Rethinking regulation: seeds and drugs in China & Argentina

Project concept note (pdf 200kb)

Rethinking regulation

The project compares the regulation of two technologies - transgenic cotton seeds and antibiotics - with the way those technologies are experienced amongst poorer communities in rural Argentina and rural China.

We will use the findings from these case studies to explore the implementation challenges facing regulators; and to understand the kinds of inclusive regulatory designs that can incorporate issues relevant to poorer communities. As such, we wish to understand how to improve regulatory capacity, and identify fruitful ways of rethinking regulation. We intend this project to provide insights of help to policy-makers and other stakeholders involved in regulatory capacity-building efforts.

Addressing specific cases in the agricultural and health domains in specific settings in Argentina and China, this project will address the gap between current assumptions about regulation - based often on the norms of OECD countries - and the more complex realities in diverse, dynamic contexts.
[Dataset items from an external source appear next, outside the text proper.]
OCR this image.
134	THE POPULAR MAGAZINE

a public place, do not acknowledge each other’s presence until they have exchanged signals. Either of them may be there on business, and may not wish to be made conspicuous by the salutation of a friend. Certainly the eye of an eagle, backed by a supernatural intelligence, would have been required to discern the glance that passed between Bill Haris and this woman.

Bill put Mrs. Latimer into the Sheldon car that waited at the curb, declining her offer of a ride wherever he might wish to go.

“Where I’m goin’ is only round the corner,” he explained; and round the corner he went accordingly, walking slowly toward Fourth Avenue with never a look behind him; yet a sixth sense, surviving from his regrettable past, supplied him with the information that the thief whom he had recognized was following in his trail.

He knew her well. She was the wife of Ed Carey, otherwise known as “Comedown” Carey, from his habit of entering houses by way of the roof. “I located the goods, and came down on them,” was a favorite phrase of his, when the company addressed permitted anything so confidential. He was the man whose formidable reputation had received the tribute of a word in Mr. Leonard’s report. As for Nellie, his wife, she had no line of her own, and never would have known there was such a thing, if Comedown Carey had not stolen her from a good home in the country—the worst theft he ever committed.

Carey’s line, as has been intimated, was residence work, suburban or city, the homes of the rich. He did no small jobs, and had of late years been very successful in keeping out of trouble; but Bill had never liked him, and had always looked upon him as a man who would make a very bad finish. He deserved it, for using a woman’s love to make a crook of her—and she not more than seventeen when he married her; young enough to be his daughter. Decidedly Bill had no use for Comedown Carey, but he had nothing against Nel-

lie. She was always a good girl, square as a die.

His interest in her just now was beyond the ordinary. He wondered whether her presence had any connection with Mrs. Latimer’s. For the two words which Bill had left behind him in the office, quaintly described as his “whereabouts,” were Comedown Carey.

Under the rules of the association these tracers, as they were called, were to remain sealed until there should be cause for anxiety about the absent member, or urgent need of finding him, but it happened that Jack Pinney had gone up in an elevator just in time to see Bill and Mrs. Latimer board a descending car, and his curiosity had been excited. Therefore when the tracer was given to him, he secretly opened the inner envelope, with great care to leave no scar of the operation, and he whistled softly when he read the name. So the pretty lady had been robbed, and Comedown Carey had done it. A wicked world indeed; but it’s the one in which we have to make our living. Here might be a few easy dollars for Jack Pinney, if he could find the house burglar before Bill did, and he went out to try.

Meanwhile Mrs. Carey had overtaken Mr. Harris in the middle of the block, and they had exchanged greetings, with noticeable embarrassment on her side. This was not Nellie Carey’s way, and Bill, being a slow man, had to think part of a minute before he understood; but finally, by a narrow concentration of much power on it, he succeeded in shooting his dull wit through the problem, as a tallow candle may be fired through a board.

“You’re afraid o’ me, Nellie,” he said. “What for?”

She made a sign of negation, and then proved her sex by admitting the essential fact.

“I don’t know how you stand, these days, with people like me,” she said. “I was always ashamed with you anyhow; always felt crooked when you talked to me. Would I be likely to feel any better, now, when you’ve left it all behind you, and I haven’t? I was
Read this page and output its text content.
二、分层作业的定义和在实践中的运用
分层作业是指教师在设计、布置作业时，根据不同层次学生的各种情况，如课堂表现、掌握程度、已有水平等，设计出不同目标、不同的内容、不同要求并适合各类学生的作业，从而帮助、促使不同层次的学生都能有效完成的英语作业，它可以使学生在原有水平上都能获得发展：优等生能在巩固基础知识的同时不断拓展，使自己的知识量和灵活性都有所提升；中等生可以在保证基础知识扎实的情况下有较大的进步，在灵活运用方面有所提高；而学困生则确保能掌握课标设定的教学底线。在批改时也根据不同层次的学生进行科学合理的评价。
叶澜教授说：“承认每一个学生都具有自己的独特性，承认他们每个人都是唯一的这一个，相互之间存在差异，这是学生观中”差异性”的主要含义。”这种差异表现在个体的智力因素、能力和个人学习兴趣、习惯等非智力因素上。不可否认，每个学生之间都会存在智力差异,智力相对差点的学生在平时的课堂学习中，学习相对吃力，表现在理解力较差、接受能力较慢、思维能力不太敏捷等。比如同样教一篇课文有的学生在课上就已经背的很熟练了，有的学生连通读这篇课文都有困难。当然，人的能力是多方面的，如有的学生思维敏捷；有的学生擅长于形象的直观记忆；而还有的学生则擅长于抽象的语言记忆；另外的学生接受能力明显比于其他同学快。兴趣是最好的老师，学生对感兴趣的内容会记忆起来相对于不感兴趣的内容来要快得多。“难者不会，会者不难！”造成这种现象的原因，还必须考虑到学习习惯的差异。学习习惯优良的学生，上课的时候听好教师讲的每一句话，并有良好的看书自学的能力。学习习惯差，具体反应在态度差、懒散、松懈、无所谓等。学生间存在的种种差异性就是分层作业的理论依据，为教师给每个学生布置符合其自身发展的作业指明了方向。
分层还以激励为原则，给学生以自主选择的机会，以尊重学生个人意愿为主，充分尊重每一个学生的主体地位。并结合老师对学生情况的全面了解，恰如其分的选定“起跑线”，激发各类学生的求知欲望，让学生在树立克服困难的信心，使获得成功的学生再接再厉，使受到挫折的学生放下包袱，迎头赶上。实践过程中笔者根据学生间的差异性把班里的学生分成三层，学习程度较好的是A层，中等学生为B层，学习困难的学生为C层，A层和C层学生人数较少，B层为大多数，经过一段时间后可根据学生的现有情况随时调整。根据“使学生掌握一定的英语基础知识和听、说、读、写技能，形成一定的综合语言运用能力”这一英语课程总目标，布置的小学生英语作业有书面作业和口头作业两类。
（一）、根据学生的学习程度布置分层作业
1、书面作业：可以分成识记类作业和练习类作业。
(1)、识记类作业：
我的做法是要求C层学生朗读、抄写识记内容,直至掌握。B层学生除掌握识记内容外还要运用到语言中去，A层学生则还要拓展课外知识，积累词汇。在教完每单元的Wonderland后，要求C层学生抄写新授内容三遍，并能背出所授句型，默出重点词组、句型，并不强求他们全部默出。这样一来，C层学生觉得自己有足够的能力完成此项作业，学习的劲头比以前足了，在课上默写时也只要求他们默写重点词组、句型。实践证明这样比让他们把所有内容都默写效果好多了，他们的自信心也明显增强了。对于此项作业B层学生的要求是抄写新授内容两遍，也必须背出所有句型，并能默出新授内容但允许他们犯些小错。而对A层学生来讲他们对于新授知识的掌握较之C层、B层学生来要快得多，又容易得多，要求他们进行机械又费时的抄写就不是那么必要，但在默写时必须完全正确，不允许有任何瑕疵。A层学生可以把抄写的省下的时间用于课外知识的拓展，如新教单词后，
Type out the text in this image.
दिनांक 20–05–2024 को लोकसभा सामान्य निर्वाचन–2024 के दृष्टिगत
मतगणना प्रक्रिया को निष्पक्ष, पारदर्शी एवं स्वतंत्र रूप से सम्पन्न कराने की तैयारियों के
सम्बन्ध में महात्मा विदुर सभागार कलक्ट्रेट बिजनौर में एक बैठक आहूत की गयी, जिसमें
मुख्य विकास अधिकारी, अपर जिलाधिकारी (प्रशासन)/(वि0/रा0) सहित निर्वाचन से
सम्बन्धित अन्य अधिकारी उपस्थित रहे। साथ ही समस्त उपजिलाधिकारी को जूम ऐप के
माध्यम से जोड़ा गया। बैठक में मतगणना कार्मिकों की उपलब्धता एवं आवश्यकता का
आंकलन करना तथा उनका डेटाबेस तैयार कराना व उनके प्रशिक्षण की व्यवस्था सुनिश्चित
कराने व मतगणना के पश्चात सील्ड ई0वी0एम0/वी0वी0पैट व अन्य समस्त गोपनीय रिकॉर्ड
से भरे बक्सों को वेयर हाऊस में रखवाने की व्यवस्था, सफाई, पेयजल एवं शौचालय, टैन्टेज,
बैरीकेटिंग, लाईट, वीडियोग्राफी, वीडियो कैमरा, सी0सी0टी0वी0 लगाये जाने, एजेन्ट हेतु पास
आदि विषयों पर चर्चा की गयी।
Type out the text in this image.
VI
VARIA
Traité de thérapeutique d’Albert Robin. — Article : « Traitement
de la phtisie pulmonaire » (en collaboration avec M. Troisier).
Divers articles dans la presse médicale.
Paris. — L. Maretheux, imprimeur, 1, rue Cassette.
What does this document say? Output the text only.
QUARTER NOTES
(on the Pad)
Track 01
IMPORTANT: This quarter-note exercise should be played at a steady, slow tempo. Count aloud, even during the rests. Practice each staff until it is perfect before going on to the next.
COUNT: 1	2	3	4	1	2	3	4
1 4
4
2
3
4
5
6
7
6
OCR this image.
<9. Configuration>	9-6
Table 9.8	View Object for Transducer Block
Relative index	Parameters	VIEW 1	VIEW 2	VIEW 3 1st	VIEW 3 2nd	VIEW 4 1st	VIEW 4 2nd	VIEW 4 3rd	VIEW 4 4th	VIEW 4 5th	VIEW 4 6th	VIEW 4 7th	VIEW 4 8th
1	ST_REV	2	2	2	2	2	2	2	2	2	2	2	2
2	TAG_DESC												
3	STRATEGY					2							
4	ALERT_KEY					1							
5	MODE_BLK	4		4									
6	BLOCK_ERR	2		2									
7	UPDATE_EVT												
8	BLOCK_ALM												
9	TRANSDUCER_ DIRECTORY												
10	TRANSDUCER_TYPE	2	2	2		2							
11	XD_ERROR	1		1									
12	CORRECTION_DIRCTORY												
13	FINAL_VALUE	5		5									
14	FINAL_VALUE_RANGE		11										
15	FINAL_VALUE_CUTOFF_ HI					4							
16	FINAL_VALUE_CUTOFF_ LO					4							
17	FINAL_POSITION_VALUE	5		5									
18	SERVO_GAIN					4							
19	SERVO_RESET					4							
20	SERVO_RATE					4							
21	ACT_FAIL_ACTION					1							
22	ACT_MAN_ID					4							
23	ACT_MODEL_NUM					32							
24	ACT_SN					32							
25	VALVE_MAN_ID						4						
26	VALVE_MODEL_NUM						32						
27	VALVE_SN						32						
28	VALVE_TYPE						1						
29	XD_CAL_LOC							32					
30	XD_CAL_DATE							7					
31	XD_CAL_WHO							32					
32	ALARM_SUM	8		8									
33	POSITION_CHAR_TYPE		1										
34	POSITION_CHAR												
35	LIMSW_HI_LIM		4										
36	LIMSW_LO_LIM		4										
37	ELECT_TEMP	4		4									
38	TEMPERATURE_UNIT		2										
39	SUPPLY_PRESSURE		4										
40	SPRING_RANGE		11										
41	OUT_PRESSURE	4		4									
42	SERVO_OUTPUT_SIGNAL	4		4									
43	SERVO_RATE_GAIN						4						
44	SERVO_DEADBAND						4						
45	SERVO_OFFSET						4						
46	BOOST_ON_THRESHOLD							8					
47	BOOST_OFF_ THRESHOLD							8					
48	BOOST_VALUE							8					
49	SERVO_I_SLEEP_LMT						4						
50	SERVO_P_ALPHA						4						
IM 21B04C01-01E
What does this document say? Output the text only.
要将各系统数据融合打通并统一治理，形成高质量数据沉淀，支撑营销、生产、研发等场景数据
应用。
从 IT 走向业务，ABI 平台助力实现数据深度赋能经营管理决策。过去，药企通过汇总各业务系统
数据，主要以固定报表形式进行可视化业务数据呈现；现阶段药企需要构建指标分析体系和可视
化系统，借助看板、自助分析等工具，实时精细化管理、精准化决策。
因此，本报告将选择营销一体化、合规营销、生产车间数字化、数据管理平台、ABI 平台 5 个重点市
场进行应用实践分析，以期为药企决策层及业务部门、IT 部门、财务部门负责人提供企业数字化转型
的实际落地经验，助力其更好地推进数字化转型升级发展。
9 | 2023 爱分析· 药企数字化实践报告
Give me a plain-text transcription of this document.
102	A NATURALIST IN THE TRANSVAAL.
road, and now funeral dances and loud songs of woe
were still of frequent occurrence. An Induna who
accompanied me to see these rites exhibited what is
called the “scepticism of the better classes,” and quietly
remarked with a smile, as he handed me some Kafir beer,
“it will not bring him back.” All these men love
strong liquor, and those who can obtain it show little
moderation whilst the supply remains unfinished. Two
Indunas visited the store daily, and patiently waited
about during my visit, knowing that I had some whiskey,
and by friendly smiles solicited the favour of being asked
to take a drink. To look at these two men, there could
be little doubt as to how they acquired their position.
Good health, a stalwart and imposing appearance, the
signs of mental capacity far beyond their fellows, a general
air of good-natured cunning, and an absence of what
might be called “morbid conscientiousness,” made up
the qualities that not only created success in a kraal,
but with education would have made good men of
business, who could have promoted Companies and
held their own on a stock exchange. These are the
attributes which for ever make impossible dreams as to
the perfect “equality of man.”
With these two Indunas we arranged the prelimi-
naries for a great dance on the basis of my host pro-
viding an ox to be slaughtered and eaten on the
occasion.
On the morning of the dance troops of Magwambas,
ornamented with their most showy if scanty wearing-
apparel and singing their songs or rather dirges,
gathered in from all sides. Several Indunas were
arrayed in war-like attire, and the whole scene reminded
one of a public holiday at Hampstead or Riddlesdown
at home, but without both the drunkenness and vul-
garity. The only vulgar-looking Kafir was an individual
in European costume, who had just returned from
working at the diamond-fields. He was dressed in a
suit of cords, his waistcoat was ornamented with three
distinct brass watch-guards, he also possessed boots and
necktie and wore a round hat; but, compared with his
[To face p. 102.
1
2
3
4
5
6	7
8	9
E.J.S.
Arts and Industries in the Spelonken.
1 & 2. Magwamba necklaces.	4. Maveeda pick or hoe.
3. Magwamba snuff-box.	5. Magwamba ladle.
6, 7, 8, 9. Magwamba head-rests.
In a context of economic globalisation, new pharmaceutical, agricultural and water technologies are, today, often being supplied through trans-national as well as national research and development chains. Yet global, harmonised regulations and regimes often do not map neatly onto diverse localities in rapidly changing economies, giving rise to many unintended consequences. This project will trace the relationships between global and local forms of governance and regulation, asking how, for specific issues and settings, global and national regulatory regimes actually work, or fail to work, in practice.

We will explore the interactions between formal and informal regulation that may emerge to fill the vacuum, whether based on citizen action and social networks, everyday means of getting-by, or semi-legal activities. Exploring who gains and who loses from these interactions, and their implications for emergent ecological dynamics - for instance as poorly-regulated drugs threaten to provoke new and devastating resistances - this project will work towards identifying alternative regulatory pathways that work for Sustainability.


Research update - spring 2008

The first stage of fieldwork is underway, which is trying to understand how seeds andantibiotics are accessed and used in poorer communities. We also wish to understand the issues of concern in those communities, especially those relating to the regulation of these artifacts. This knowledge will inform the second stage of the fieldwork, to be completed over the summer, which is to interview the regulators at local through to international levels responsible for controlling these artifacts.